Tuesday’s protests followed a request last week by the Sudanese Communist Party (SCP) for permission to organise a peaceful march to the governor’s office to hand over a memo against the rising cost of bread prices. The request was denied.

The SCP and other opposition parties , activists and civil society organisations defied the denial, calling on the masses to gather near the presidential palace in central Khartoum to march to the state’s headquarters.

Riot police and security agents cordoned off the streets in an attempt to block the protesters, but hundreds of demonstrators still flooded the streets near the presidential palace and broke through the barrier, chanting slogans against the price increases.

Clashes subsequently erupted, with security forces using tear gas and batons and arresting dozens of protesters.
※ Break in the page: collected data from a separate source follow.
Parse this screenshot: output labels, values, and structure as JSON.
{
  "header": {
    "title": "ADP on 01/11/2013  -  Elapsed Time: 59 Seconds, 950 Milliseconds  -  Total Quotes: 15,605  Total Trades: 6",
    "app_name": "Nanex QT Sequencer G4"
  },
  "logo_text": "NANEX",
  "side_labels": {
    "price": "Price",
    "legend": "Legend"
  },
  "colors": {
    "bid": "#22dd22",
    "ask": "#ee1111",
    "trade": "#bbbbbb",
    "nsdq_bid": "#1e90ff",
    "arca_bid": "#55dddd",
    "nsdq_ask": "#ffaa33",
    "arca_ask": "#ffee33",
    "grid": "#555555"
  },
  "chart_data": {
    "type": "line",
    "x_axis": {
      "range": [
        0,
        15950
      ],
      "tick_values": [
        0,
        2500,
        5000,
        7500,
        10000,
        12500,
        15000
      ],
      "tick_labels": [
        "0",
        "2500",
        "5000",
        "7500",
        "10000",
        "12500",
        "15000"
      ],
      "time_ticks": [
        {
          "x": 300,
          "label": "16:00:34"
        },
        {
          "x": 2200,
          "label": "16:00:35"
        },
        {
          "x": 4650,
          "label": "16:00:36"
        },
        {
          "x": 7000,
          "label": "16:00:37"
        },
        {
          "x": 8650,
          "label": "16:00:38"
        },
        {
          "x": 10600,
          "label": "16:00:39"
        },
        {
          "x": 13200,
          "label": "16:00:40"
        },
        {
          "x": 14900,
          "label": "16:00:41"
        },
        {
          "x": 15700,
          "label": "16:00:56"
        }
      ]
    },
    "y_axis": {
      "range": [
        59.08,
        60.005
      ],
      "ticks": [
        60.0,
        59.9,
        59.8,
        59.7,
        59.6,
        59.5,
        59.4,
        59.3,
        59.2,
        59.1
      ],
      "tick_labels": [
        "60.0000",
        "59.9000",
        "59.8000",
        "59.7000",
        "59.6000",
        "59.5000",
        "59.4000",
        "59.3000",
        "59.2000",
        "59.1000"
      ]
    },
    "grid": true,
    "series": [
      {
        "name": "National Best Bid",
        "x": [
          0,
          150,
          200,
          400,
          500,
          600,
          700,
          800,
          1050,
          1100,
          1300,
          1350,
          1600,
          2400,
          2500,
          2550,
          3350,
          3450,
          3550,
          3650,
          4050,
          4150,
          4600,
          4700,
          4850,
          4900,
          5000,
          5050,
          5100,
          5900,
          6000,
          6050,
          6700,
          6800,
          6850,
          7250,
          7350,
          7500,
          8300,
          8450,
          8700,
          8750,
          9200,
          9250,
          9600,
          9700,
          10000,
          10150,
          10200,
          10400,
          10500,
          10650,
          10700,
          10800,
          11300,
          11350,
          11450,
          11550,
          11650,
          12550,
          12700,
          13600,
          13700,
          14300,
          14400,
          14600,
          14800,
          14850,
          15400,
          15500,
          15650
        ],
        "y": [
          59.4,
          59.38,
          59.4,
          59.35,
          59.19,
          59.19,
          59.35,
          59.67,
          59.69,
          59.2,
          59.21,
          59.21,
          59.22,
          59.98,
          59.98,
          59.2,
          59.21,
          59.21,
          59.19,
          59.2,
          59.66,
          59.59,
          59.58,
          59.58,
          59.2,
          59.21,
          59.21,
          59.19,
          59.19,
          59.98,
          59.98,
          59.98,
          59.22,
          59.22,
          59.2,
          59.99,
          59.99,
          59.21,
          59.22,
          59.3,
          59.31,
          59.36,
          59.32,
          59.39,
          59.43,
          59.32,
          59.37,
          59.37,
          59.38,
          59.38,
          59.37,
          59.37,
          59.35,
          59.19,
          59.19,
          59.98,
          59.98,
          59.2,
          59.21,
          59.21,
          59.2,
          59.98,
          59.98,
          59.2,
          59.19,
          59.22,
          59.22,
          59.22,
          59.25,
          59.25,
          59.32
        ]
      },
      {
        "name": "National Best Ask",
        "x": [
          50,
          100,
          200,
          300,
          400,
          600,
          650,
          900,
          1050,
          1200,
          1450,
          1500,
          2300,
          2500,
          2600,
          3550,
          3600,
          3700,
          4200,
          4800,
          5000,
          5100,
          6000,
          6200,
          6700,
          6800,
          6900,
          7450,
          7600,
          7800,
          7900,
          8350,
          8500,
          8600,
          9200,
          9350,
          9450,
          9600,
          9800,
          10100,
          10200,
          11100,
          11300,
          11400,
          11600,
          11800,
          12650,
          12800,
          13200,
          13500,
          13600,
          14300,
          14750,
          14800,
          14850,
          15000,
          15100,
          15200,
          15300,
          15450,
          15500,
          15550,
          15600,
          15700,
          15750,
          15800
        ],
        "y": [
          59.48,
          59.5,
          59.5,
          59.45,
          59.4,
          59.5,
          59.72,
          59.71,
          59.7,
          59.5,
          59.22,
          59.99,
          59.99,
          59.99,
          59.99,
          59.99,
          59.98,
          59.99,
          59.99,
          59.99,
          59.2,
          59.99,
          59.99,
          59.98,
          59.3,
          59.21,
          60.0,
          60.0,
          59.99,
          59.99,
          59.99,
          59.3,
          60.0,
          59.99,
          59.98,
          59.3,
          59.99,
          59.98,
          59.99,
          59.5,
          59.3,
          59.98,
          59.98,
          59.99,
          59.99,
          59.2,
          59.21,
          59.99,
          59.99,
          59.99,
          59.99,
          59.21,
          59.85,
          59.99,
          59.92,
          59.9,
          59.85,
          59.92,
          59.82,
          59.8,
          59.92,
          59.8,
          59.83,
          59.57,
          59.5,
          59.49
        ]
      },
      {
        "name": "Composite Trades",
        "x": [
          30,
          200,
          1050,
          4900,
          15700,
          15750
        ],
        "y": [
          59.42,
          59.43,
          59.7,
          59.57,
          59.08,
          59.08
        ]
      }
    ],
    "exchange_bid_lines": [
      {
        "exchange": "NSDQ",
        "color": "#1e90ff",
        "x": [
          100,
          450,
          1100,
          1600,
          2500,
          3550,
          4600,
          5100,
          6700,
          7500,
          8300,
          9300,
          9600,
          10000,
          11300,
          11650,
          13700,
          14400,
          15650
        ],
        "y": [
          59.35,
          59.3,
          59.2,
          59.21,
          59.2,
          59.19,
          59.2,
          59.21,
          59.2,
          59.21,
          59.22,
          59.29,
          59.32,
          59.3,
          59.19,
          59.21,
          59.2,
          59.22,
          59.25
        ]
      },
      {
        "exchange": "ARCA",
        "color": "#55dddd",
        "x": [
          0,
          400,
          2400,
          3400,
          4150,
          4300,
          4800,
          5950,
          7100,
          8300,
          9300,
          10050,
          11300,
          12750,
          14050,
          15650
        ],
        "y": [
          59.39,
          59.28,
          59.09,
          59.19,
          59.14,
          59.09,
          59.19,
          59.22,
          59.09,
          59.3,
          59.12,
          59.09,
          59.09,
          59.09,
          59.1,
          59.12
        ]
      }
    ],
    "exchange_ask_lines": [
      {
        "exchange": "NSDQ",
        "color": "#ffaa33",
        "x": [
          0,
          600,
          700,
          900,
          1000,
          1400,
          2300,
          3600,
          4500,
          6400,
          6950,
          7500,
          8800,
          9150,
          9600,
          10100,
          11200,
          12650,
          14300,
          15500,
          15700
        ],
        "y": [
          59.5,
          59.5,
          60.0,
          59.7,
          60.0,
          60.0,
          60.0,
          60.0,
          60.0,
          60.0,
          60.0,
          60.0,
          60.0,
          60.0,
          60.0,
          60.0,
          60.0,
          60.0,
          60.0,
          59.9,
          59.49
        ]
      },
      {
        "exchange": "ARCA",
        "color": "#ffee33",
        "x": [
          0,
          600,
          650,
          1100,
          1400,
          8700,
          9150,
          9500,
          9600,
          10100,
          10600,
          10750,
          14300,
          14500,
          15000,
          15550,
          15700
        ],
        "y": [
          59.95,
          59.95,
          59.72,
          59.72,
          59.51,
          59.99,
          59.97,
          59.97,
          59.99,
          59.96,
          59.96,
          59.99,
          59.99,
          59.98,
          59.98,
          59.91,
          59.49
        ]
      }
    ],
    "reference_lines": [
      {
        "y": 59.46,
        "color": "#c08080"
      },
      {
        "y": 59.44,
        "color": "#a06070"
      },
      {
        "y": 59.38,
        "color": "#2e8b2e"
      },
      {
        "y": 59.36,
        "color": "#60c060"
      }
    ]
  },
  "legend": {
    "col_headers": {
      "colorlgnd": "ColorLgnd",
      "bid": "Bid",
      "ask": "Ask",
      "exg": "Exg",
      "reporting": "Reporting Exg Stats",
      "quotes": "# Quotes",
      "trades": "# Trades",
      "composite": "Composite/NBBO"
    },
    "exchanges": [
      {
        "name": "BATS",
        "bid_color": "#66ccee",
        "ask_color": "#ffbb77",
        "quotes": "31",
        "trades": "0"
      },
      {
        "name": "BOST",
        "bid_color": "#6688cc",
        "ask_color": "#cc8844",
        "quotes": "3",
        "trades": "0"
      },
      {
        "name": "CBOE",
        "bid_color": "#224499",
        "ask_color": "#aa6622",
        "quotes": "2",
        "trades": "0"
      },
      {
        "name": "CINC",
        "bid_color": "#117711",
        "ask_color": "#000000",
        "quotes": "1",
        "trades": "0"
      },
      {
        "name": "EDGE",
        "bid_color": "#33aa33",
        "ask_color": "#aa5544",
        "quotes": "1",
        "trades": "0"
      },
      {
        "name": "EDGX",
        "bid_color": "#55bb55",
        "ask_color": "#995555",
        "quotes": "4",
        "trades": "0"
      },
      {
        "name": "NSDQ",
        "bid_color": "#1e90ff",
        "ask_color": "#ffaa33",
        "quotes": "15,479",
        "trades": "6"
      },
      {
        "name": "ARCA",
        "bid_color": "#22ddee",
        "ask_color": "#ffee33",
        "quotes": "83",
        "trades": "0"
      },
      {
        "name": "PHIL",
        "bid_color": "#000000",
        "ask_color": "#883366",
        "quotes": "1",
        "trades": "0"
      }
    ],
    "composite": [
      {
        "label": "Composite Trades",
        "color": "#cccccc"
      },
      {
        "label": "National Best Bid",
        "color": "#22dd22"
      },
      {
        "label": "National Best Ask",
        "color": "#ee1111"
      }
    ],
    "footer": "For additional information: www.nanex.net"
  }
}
Bakeries doubled the price of bread from 50 cents to 1 Sudanese pound (ZAR 1.77) at the beginning of January after the government increased the price of flour from 167 pounds to 450 pounds (ZAR 794.33).

The price rises are part of tough economic measures contained in 2018’s budget which also saw the lifting of electricity subsidies as well as increasing the US dollar exchange rate to 18.00 pounds from the official rate of 6.7 pounds.

Anti-austerity demonstrations in Khartoum in 2013 resulted in a brutal crackdown which left nearly 200 protesters dead, according to human rights groups.

The government conceded that 86 people had been killed in the largely peaceful marches.